New acquaintance is firmly embedded in a group you don’t know, and you don’t feel you can break the circle. Approach best friend for sympathy; she puts her arm round you, barely interrupting her animated conversation about whether or not you should all go out in Clapham. You feel safe and under no pressure to contribute. You feel your resounding ‘no’ vis-a-vis Inferno’s would put a damper on proceedings. Brief eye contact with your mate and a gesture towards the bedroom and you can both go and sit down alone for a minute.


But only a minute. Amusingly intoxicated person wanders in and crashes on the bed between you and your friend. Their drunk chat is entertaining but quickly gets old. You chivvy them back to the kitchen for some water.

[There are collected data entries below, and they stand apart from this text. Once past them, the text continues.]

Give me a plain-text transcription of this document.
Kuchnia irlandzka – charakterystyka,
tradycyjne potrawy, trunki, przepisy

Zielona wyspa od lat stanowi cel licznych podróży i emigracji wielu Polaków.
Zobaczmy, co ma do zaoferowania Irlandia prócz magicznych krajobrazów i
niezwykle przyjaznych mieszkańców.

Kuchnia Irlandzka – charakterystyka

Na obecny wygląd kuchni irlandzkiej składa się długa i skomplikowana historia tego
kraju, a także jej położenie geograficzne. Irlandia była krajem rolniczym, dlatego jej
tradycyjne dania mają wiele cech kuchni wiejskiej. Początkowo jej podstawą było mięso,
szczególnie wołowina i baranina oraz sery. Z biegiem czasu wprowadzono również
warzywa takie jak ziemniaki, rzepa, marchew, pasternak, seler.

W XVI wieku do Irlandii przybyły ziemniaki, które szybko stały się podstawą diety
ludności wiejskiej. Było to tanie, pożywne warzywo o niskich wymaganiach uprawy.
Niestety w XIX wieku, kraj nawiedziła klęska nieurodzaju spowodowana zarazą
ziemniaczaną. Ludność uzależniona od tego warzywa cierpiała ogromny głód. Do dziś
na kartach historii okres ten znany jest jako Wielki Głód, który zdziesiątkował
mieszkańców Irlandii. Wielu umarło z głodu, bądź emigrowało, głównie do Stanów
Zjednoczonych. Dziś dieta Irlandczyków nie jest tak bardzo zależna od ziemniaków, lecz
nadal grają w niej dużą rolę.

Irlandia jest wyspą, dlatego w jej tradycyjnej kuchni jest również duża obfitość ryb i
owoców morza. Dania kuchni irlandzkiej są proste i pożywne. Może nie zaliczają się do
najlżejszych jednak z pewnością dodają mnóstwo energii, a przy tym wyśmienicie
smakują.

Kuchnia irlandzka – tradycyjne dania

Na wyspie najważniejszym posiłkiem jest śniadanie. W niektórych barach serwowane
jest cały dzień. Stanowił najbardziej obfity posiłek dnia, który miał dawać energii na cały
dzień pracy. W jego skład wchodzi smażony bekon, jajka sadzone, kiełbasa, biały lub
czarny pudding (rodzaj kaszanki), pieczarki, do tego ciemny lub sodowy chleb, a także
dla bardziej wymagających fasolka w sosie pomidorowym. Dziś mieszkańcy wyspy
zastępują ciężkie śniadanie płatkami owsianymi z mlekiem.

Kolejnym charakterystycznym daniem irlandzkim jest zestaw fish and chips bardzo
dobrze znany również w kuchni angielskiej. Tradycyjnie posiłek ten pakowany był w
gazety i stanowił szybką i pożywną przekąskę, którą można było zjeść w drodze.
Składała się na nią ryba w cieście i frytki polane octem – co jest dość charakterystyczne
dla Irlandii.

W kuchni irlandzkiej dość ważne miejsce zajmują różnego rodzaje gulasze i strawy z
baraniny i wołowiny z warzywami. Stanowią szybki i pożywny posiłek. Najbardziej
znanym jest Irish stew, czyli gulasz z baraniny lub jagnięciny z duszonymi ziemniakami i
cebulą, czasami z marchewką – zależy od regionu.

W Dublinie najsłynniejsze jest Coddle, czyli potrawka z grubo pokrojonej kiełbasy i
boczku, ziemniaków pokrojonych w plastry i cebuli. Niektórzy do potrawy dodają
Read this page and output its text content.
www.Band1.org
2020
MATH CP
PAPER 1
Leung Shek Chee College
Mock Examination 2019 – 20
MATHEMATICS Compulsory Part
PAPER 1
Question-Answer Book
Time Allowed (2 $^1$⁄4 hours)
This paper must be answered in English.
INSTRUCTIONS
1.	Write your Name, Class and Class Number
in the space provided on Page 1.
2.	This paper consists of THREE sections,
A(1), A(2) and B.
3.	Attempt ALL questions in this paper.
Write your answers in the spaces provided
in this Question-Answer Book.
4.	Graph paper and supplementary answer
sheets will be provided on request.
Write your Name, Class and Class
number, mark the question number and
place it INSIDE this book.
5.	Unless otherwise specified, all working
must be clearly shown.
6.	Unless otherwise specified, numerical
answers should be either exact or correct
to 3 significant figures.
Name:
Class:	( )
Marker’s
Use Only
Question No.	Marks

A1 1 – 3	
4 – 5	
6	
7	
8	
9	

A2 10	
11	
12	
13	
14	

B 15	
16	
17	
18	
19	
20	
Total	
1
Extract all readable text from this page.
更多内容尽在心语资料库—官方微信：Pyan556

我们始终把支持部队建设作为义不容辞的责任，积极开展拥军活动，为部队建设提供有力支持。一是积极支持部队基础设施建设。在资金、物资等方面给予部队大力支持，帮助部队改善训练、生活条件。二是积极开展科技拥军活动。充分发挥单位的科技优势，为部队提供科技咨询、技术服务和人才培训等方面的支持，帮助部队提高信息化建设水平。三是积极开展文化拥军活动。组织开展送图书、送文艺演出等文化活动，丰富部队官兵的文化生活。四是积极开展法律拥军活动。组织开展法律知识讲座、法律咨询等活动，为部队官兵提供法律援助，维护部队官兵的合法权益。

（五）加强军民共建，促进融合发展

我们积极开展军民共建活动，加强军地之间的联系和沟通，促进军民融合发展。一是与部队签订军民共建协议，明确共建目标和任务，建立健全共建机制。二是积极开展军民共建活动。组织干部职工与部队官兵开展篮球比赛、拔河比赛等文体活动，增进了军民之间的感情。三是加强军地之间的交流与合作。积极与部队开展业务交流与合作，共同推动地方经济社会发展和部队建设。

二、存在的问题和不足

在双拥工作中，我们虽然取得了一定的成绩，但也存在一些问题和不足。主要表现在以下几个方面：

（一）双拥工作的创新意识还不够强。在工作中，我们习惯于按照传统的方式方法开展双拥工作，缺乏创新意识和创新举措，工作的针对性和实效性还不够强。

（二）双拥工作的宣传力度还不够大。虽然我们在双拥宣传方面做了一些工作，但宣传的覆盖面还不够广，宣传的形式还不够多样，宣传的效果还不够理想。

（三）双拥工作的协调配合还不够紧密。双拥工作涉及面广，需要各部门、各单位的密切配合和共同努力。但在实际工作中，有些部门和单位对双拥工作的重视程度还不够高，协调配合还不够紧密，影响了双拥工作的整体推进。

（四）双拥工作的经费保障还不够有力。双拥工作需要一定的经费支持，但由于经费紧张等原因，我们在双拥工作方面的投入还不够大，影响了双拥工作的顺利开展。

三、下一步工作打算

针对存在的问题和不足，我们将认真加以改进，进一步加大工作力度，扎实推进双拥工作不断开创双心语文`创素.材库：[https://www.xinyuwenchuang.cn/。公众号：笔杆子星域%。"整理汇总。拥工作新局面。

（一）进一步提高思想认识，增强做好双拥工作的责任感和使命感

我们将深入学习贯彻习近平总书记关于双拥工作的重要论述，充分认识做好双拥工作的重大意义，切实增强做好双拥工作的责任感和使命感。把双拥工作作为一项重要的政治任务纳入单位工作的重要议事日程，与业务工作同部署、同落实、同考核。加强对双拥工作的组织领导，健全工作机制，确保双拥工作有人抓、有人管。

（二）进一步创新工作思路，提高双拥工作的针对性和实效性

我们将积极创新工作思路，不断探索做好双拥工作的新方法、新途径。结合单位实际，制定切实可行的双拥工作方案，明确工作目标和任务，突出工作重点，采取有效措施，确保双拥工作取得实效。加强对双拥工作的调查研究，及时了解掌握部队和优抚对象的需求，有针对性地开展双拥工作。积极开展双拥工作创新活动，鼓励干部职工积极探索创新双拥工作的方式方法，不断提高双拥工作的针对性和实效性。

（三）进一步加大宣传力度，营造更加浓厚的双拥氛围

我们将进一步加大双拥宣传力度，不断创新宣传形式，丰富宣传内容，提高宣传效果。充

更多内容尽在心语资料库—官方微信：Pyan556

Fantasise about hosting a much smaller party and inviting your new acquaintance. No loud people feature on the invite list. Within the daydream, you serve drinks, hold court, and people laugh at your jokes.


New acquaintance nowhere to be seen. Half-annoyed that you couldn’t speak further, half-envious that he has got out.


Someone’s started playing the guitar.


You were briefly talking with three other people about the Jeremy Corbyn train scandal but there’s not enough material or enthusiasm to sustain the group. One person leaves and the other two go down to the off-license for more beers. You’re on your own. No one solicits you to join them. Get out phone on a reflex. No notifications; scroll through a couple of favourite apps anyway. Briefly wonder why you’re refreshing the BBC app when you’ve already read the news today. Defiantly pull up the Facebook app again and add your new acquaintance.


People have gone for the last tube and you wonder why you didn’t go with them. Oh wait, it was because your drunk crush half-mumbled at you to stay and then didn’t talk to you again. Sigh.


People are being sick. 


Order an Uber wondering why you didn’t do that three hours ago. Everyone around you is more drunk than you and apparently having more fun. Leave without saying goodbye. No one seems to notice.


Arrive home resolving never to party again.